Madame d'Épone
CHAPITRE V
Les choses en étaient là, quand Mme d'Épone arriva au Grez. Si Mme Le Barrage avait pensé que l'arrivée de la mère allait troubler la fille, c'est parce qu'elle jugeait d'après son cœur à elle, qui était fort peu candide ; mais la jeune Mme de Rollo ne songea pas, un instant, que la présence de sa mère pût gêner en rien son intimité avec la famille de Lamarie, et ce fut avec un vif plaisir et sans arrière-pensée qu'elle se prépara à faire à sa mère les honneurs de ses amis. Mme d'Épone, fêtée par tous, dut confesser que chacun avait son genre de mérite ; elle fut, à vrai dire, un peu étonnée de l'extrême intimité qui s'était établie entre les deux familles. Mme Le Barrage était comme chez elle au Grez, badinant sans répit avec le maître de la maison, et parfois un peu hardiment ; mais elle s'était octroyé une position d'enfant gâtée qui lui permettait tout ; il était convenu que ses coquetteries étaient sans importance, ses inconséquences innocentes, et elle en commettait de fortes parfois ; mais tout cela passait sous la rubrique d'enfantillages, et M. Le Barrage était le premier à accepter une fiction dont il s'accommodait parfaitement. Il jouissait des succès de sa femme, et de l'art qu'elle avait de se conserver toutes les apparences de la jeunesse ; il s'en sentait rajeuni lui-même. Mme d'Épone reconnaissait à peine son gendre et sa fille et s'amusait à les entendre discuter avec passion les préparatifs d'une charade en tableaux, dont on ne cessait de lui parler depuis son arrivée, et qui semblait les absorber tous ; Mme de Comballaz crut devoir excuser toute cette frivolité :
— Nous tenons à montrer à mon frère les agréments et les ressources des vraies réunions de famille, car nos plaisirs se passent tout à fait entre nous, comme votre charmante fille a dû vous le dire, Madame.

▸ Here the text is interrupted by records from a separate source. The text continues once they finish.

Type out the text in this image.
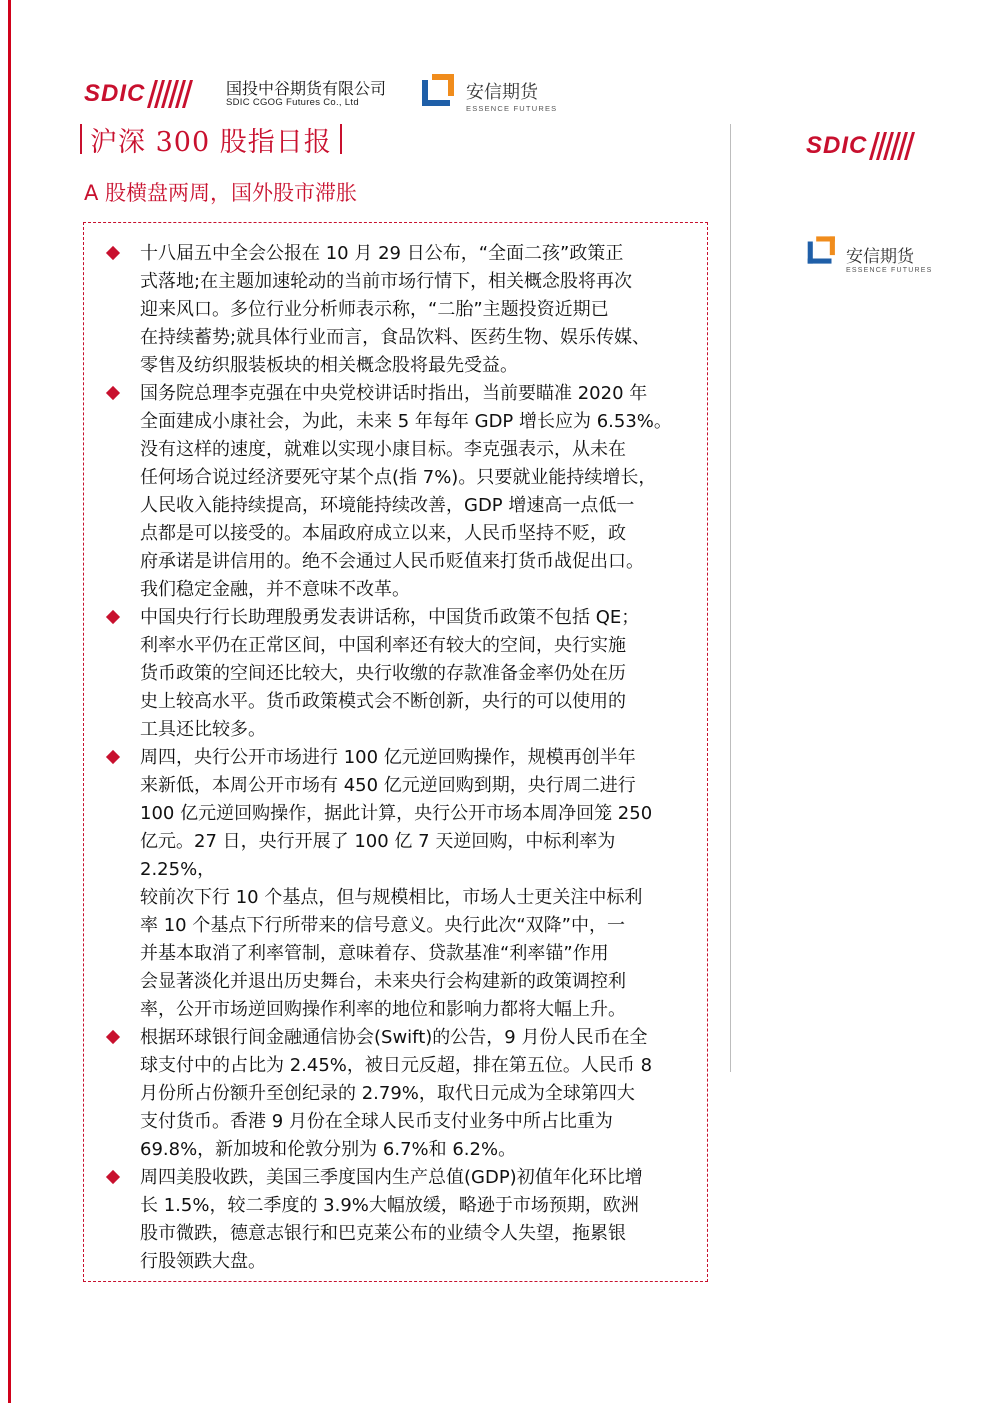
SDIC	国投中谷期货有限公司
SDIC CGOG Futures Co., Ltd	安信期货
ESSENCE FUTURES
SDIC
安信期货
ESSENCE FUTURES
沪深 300 股指日报
A 股横盘两周，国外股市滞胀

十八届五中全会公报在 10 月 29 日公布，“全面二孩”政策正

式落地;在主题加速轮动的当前市场行情下，相关概念股将再次

迎来风口。多位行业分析师表示称，“二胎”主题投资近期已

在持续蓄势;就具体行业而言，食品饮料、医药生物、娱乐传媒、

零售及纺织服装板块的相关概念股将最先受益。

国务院总理李克强在中央党校讲话时指出，当前要瞄准 2020 年

全面建成小康社会，为此，未来 5 年每年 GDP 增长应为 6.53%。

没有这样的速度，就难以实现小康目标。李克强表示，从未在

任何场合说过经济要死守某个点(指 7%)。只要就业能持续增长，

人民收入能持续提高，环境能持续改善，GDP 增速高一点低一

点都是可以接受的。本届政府成立以来，人民币坚持不贬，政

府承诺是讲信用的。绝不会通过人民币贬值来打货币战促出口。

我们稳定金融，并不意味不改革。

中国央行行长助理殷勇发表讲话称，中国货币政策不包括 QE；

利率水平仍在正常区间，中国利率还有较大的空间，央行实施

货币政策的空间还比较大，央行收缴的存款准备金率仍处在历

史上较高水平。货币政策模式会不断创新，央行的可以使用的

工具还比较多。

周四，央行公开市场进行 100 亿元逆回购操作，规模再创半年

来新低，本周公开市场有 450 亿元逆回购到期，央行周二进行

100 亿元逆回购操作，据此计算，央行公开市场本周净回笼 250

亿元。27 日，央行开展了 100 亿 7 天逆回购，中标利率为 2.25%，

较前次下行 10 个基点，但与规模相比，市场人士更关注中标利

率 10 个基点下行所带来的信号意义。央行此次“双降”中，一

并基本取消了利率管制，意味着存、贷款基准“利率锚”作用

会显著淡化并退出历史舞台，未来央行会构建新的政策调控利

率，公开市场逆回购操作利率的地位和影响力都将大幅上升。

根据环球银行间金融通信协会(Swift)的公告，9 月份人民币在全

球支付中的占比为 2.45%，被日元反超，排在第五位。人民币 8

月份所占份额升至创纪录的 2.79%，取代日元成为全球第四大

支付货币。香港 9 月份在全球人民币支付业务中所占比重为

69.8%，新加坡和伦敦分别为 6.7%和 6.2%。

周四美股收跌，美国三季度国内生产总值(GDP)初值年化环比增

长 1.5%，较二季度的 3.9%大幅放缓，略逊于市场预期，欧洲

股市微跌，德意志银行和巴克莱公布的业绩令人失望，拖累银

行股领跌大盘。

— Mais, Madame, répondit Mme d'Épone, je suis ravie pour ma fille, je vous assure ; elle se félicite d'avoir un si aimable voisinage.

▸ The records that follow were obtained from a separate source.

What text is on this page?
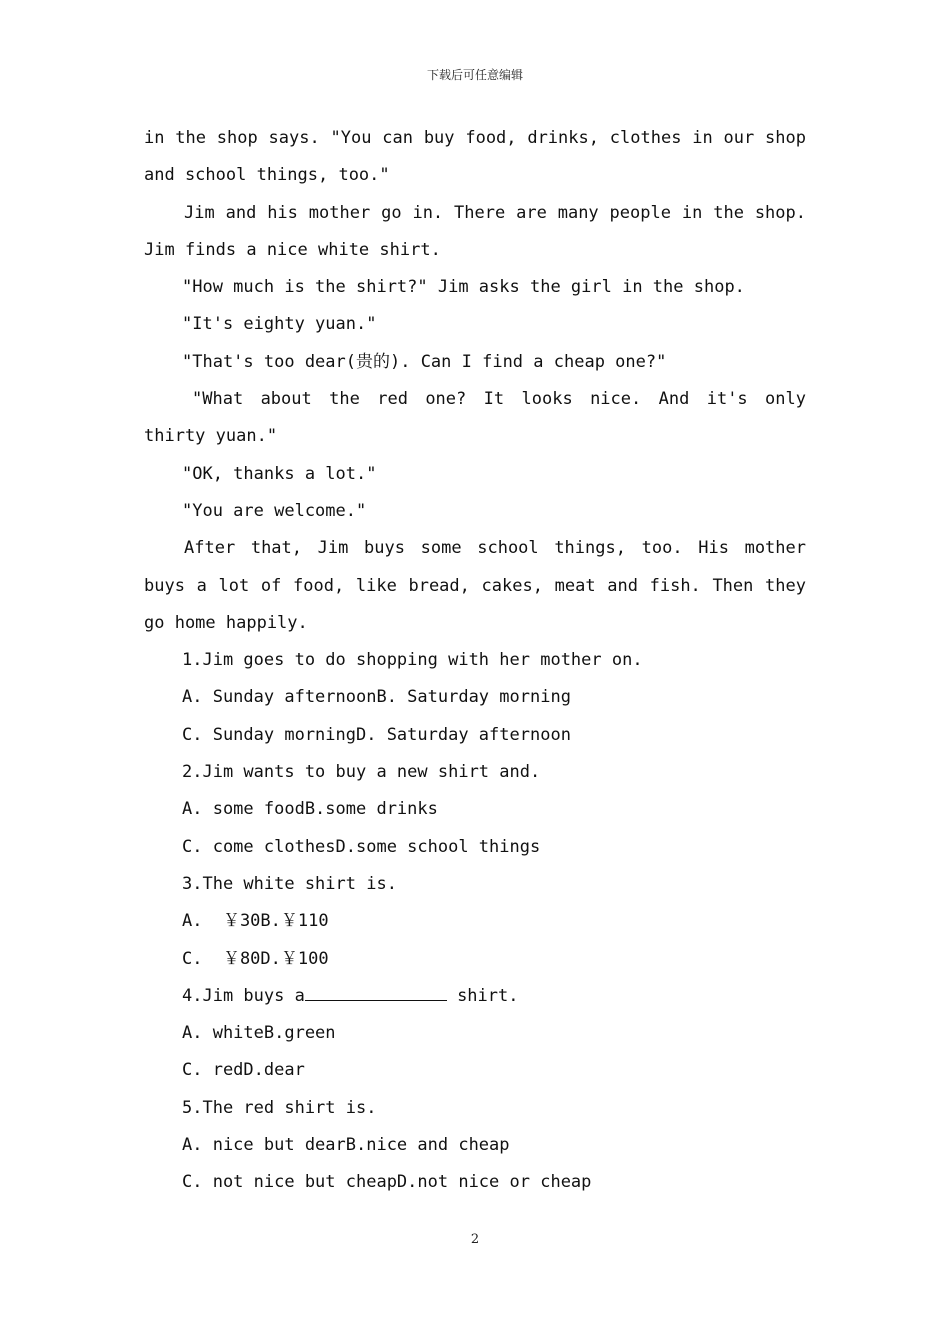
下载后可任意编辑

in the shop says. "You can buy food, drinks, clothes in our shop and school things, too."

Jim and his mother go in. There are many people in the shop. Jim finds a nice white shirt.

"How much is the shirt?" Jim asks the girl in the shop.

"It's eighty yuan."

"That's too dear(贵的). Can I find a cheap one?"

"What about the red one? It looks nice. And it's only thirty yuan."

"OK, thanks a lot."

"You are welcome."

After that, Jim buys some school things, too. His mother buys a lot of food, like bread, cakes, meat and fish. Then they go home happily.

1.Jim goes to do shopping with her mother on.

A. Sunday afternoonB. Saturday morning

C. Sunday morningD. Saturday afternoon

2.Jim wants to buy a new shirt and.

A. some foodB.some drinks

C. come clothesD.some school things

3.The white shirt is.

A.  ￥30B.￥110

C.  ￥80D.￥100

4.Jim buys a	shirt.

A. whiteB.green

C. redD.dear

5.The red shirt is.

A. nice but dearB.nice and cheap

C. not nice but cheapD.not nice or cheap

2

— Elle est trop bonne ; nous l'aimons beaucoup ; c'est une adorable femme, — et plus bas, un peu confidentiellement, elle ajouta :
— Une femme comme j'en voudrais une pour mon frère : notre rêve serait de le marier.
— C'est bien naturel.
— Il a tous les goûts d'un homme d'intérieur.

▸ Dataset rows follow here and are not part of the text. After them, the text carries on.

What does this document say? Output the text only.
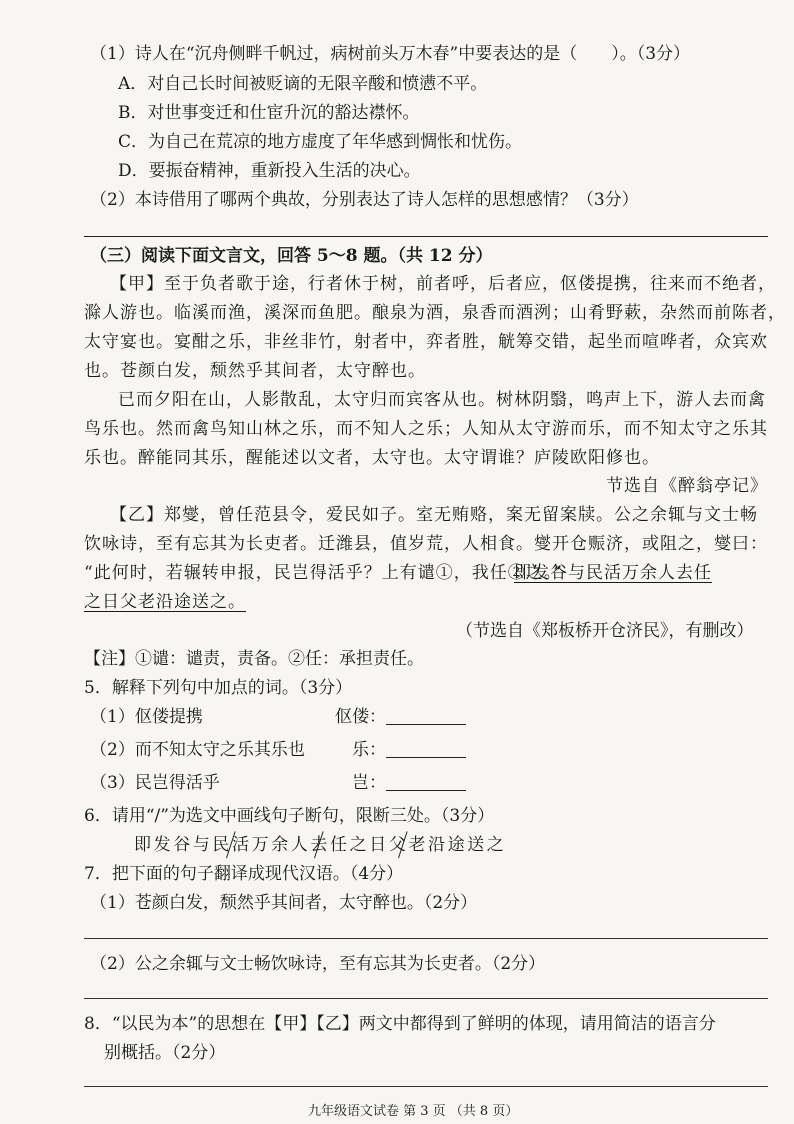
（1）诗人在“沉舟侧畔千帆过，病树前头万木春”中要表达的是（　　）。（3分）
A．对自己长时间被贬谪的无限辛酸和愤懑不平。
B．对世事变迁和仕宦升沉的豁达襟怀。
C．为自己在荒凉的地方虚度了年华感到惆怅和忧伤。
D．要振奋精神，重新投入生活的决心。
（2）本诗借用了哪两个典故，分别表达了诗人怎样的思想感情？（3分）
（三）阅读下面文言文，回答 5～8 题。（共 12 分）
【甲】至于负者歌于途，行者休于树，前者呼，后者应，伛偻提携，往来而不绝者，
滁人游也。临溪而渔，溪深而鱼肥。酿泉为酒，泉香而酒洌；山肴野蔌，杂然而前陈者，
太守宴也。宴酣之乐，非丝非竹，射者中，弈者胜，觥筹交错，起坐而喧哗者，众宾欢
也。苍颜白发，颓然乎其间者，太守醉也。
已而夕阳在山，人影散乱，太守归而宾客从也。树林阴翳，鸣声上下，游人去而禽
鸟乐也。然而禽鸟知山林之乐，而不知人之乐；人知从太守游而乐，而不知太守之乐其
乐也。醉能同其乐，醒能述以文者，太守也。太守谓谁？庐陵欧阳修也。
节选自《醉翁亭记》
【乙】郑燮，曾任范县令，爱民如子。室无贿赂，案无留案牍。公之余辄与文士畅
饮咏诗，至有忘其为长吏者。迁潍县，值岁荒，人相食。燮开仓赈济，或阻之，燮曰：
“此何时，若辗转申报，民岂得活乎？上有谴①，我任②之。”
即发谷与民活万余人去任
之日父老沿途送之。
（节选自《郑板桥开仓济民》，有删改）
【注】①谴：谴责，责备。②任：承担责任。
5．解释下列句中加点的词。（3分）
（1）伛偻提携	伛偻：
（2）而不知太守之乐其乐也	乐：
（3）民岂得活乎	岂：
6．请用“/”为选文中画线句子断句，限断三处。（3分）
即发谷与民活万余人去任之日父老沿途送之
7．把下面的句子翻译成现代汉语。（4分）
（1）苍颜白发，颓然乎其间者，太守醉也。（2分）
（2）公之余辄与文士畅饮咏诗，至有忘其为长吏者。（2分）
8．“以民为本”的思想在【甲】【乙】两文中都得到了鲜明的体现，请用简洁的语言分
别概括。（2分）
九年级语文试卷 第 3 页 （共 8 页）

— Il paraît très aimable, en effet.
Vincent, ce soir-là, se sentait observé, mais il ne changea rien à ses manières, respectueusement familier avec Mme de Rollo. Celle-ci, par un instinct qu'elle n'approfondissait pas, faisait d'amicales coquetteries à M. Le Barrage, qui se demandait sérieusement, depuis une heure, laquelle, de la mère ou de la fille, lui plaisait le plus. Il penchait pour Mme d'Épone : elle était certainement plus belle que sa fille, et toutes deux, de même taille, avaient le même port d'élégance et de fierté. Berthe marchait comme sa mère, dont elle avait les gestes, moins mesurés toutefois. Rollo, tout fier de l'animation qui régnait chez lui, parlait à haute voix, allant de l'un à l'autre, donnant à Vincent de grandes tapes sur le dos avec une affectueuse familiarité. Il finit par l'amener auprès de sa belle-mère, l'écoutant parler avec autant de satisfaction que s'il lui eût soufflé ses paroles, et disant avec son bon rire d'enfant :
— N'est-ce pas, ma mère, nous sommes heureux dans nos voisins?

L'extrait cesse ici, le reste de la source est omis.